Okay. I was hoping to not go a certain route while writing this, but as these words come rolling off in hopes of giving this film some manner of fair shake, something deep inside simply will not allow this to happen. Iron Sky is not the kind of movie one simply reviews, it is the kind of miracle project that despite the years of hardship and fortune that led to it finally becoming a reality, that makes one wonder how in the nine hells did anyone see this as a feather in their cap. Having initially seen the demo trailer (yes, the original trailer made in hopes of getting funding is reminiscent of a game intro) a part of me was hoping for an at least somewhat funny and clever piece of comic schlock. What one gets, is one obvious gag stretched beyond humor, punctuated by an uncomfortable amount of ignorance about a great many things, the world included. One doesn't enjoy Iron Sky, one endures it.

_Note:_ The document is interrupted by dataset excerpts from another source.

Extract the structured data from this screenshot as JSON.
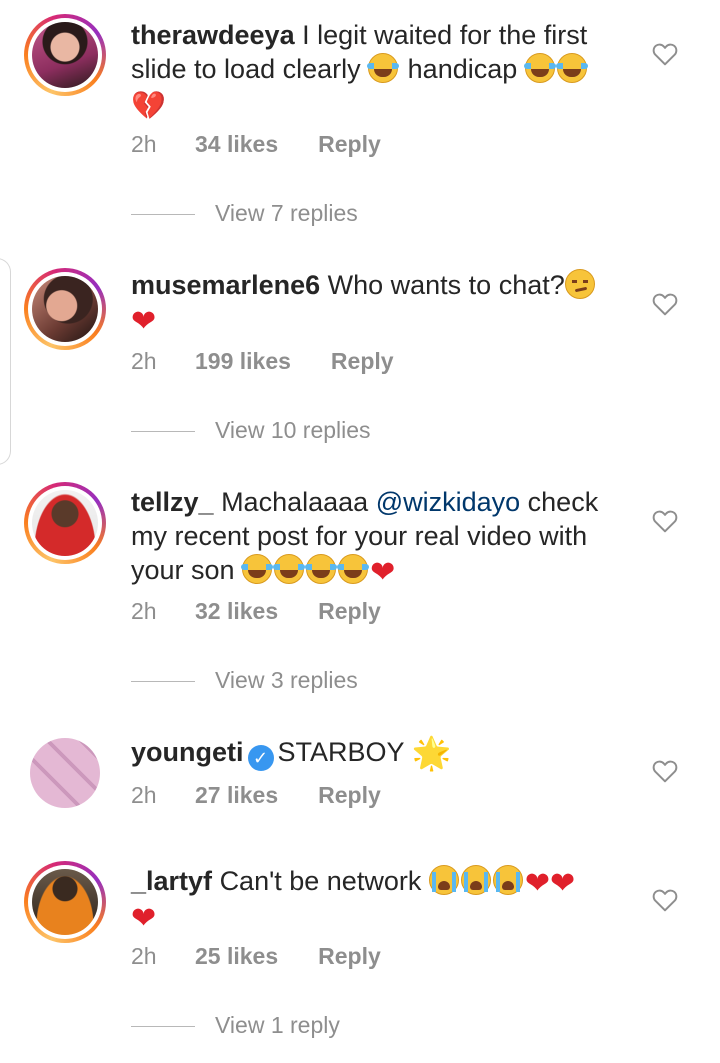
{
  "comments": [
    {
      "username": "therawdeeya",
      "text_1": "I legit waited for the first slide to load clearly",
      "text_2": "handicap",
      "time": "2h",
      "likes": "34 likes",
      "reply_label": "Reply",
      "view_replies": "View 7 replies",
      "avatar_colors": [
        "#b84d7a",
        "#2b1a1a"
      ]
    },
    {
      "username": "musemarlene6",
      "text_1": "Who wants to chat?",
      "time": "2h",
      "likes": "199 likes",
      "reply_label": "Reply",
      "view_replies": "View 10 replies",
      "avatar_colors": [
        "#c98a7a",
        "#3a2420"
      ]
    },
    {
      "username": "tellzy_",
      "text_1": "Machalaaaa",
      "mention": "@wizkidayo",
      "text_2": "check my recent post for your real video with your son",
      "time": "2h",
      "likes": "32 likes",
      "reply_label": "Reply",
      "view_replies": "View 3 replies",
      "avatar_colors": [
        "#d42a2a",
        "#5a3a2a"
      ]
    },
    {
      "username": "youngeti",
      "text_1": "STARBOY",
      "time": "2h",
      "likes": "27 likes",
      "reply_label": "Reply",
      "avatar_colors": [
        "#d8a8c8",
        "#6a4a5a"
      ]
    },
    {
      "username": "_lartyf",
      "text_1": "Can't be network",
      "time": "2h",
      "likes": "25 likes",
      "reply_label": "Reply",
      "view_replies": "View 1 reply",
      "avatar_colors": [
        "#e8821e",
        "#3a2a20"
      ]
    }
  ],
  "icons": {
    "like": "heart-outline-icon",
    "verified": "verified-badge-icon",
    "accent_mention": "#00376b",
    "heart_red": "#e0202b"
  }
}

And it's not as if there weren't some truly cool visual things at work here. For the budget, this Finnish/Australian/German production occasionally displays some surprisingly unique and inspired design work for the space Nazi trappings, ships and costumes. It's just too bad none of it is in service of something resembling a functioning motion picture. One quickly gets the impression that this was largely conceived with enough notes for an industrial music video, and all the while the feature budget was waiting in the wings, noone bothered to flesh out the details of the script story. The entire thing is a mad, inconsistent jumble littered with half-jokes, and crude stereotypes often pointing their "comedic" barbs at the Bush/Cheney administration, which is already dated enough, and would fail to register as humor even if the writing were better. And let's not get any deeper into the character of Washington and the material actor, Christopher Kirby is given. I'd probably be deeply offended if the film as a whole wasn't so ineptly constructed and performed. One might even go so far as to wonder if the writer has ever even met an American, let alone a black one.
It's that bad.
So what else can I possibly say about this fiasco? Perhaps there is just enough room here to say that it hurts knowing that industrial music favorites, Laibach provided the musical score. As fun and Wanger-esque as it all is, it is so sad to see such an incredible group of artists wasted on this catastrophe. In a time when VFX studios are having a bit of a rough patch stateside, it pains to know that stuff like this made it out of the gate. So many creatives deserve a much better stage. This is worse than being laid off.